Health innovation hub fast-tracks expansion of dance program for older adults
By Eileen Hoftyzer
For older adults who want to remain independent and age at home, dance can be one tool to maintain their health, improve cognition and reduce frailty.
“Dance is not only good for your body, it’s good for your brain,” says Dr. Alexandra Papaioannou, professor in the Department of Medicine at McMaster University and executive director of the Geras Centre for Aging Research. “Dancing helps to train the body to maintain balance, preventing falls. It involves learning new movements, paying attention to instructions, and using memory and planning skills. All of these activities help keep the mind and body healthy.”
These benefits inspired Dr. Papaioannou and a team of rehabilitation and geriatric medicine experts at the Geras Centre for Aging Research at Hamilton Health Sciences and McMaster University in partnership with YMCA of Hamilton Burlington Brantford. They developed an evidence-based dance program, GERAS DANcing for Cognition and Exercise (DANCE).
The program incorporates a variety of music and dance styles, is adaptable based on the needs of the participants, and allows older adults to socialize, a key factor in reducing risk of dementia. Each week builds on the skills learned the previous week to keep participants challenged.
“With physiotherapy and occupational therapy for rehabilitation, you need people to be challenged, otherwise they’re not going to improve,” says Dr. Papaioannou. “GERAS DANCE is unique in that agility, balance and coordination of participants are continually challenged.”
After a small pilot study in 2019 showed promising physical and social benefits for older adults, the team realized the program had potential to be commercialized but didn’t know how to start. They turned to The Clinic health innovation hub for support, with members of the team participating in both the six-week Health Innovation Bootcamp and the nine-month Residency @ The Clinic in 2021.
Both programs provided valuable coaching and mentorship, particularly from Lianna Genovese of ImaginAble Solutions, as well as information sessions where participants learned how to move their idea forward to a commercial product.
“I valued being a part of a community where everyone’s so excited about innovation. It was wonderful to connect with like-minded people, and discuss challenges to commercialization and potential solutions,” says Dr. Patricia Hewston, research associate of the Geras Centre for Aging Research who participated in the Residency @ The Clinic. “The Residency helped us to learn how to communicate our story, both verbally in a pitch competition or in writing for grant applications.”
As clinician scientists, the GERAS DANCE team had vast experience writing grant proposals for an academic audience. But Dr. Papaioannou says that the bootcamp taught her to tailor the pitch to difference audiences.

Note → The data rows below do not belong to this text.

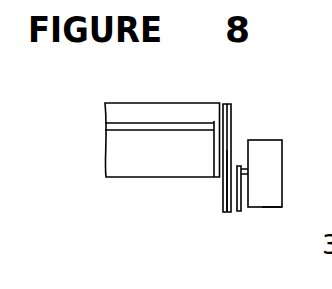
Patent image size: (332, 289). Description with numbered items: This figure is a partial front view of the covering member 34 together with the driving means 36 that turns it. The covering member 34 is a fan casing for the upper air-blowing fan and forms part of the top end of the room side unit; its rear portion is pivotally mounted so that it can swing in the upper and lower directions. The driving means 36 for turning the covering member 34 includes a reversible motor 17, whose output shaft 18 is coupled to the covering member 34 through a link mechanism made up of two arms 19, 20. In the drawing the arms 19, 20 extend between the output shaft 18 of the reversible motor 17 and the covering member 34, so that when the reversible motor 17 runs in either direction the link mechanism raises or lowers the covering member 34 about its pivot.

The covering member 34 is at (167, 93).
The output shaft 18 is at (242, 155).
The arm 20 is at (227, 188).
The arm 19 is at (238, 212).
The driving means 36 is at (270, 138).
The reversible motor 17 is at (265, 208).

“Learning how to do an elevator pitch has been such a useful skill. Having to actually present the pitch, why we care, and what difference we can make was a wonderful opportunity of learning,” she says. “Those skills and that language is essential, not only in presenting to other entrepreneurs or investors, but also as physicians speaking to hospital leadership.”
Since the bootcamp and residency programs, GERAS DANCE has grown in popularity. The program is now used at more than 40 sites across Canada by thousands of participants, and since launching a video on-demand option during the COVID-19 pandemic, more than 1000 older adults in the first three months of launching have accessed GERAS DANCE sessions.
Building on their success, the GERAS DANCE team was recently awarded a three-year, $569,926 project grant from the Canadian Institutes of Health Research (CIHR) to run a clinical trial comparing three one-hour sessions per week GERAS DANCE to usual activities. With conventional rehabilitation services for older adults being costly and limited, alternative programs to prevent and treat frailty and help older adults remain independent, such as GERAS DANCE, are much needed.
The GERAS DANCE team says The Clinic has helped to fast-track the program and allowed it to expand across Canada, giving more older adults access to it.
“The programs at The Clinic are so innovative,” says Dr. Papaioannou. “We need these kinds of innovation programs to keep medicine exciting and make the system changes that health care needs.”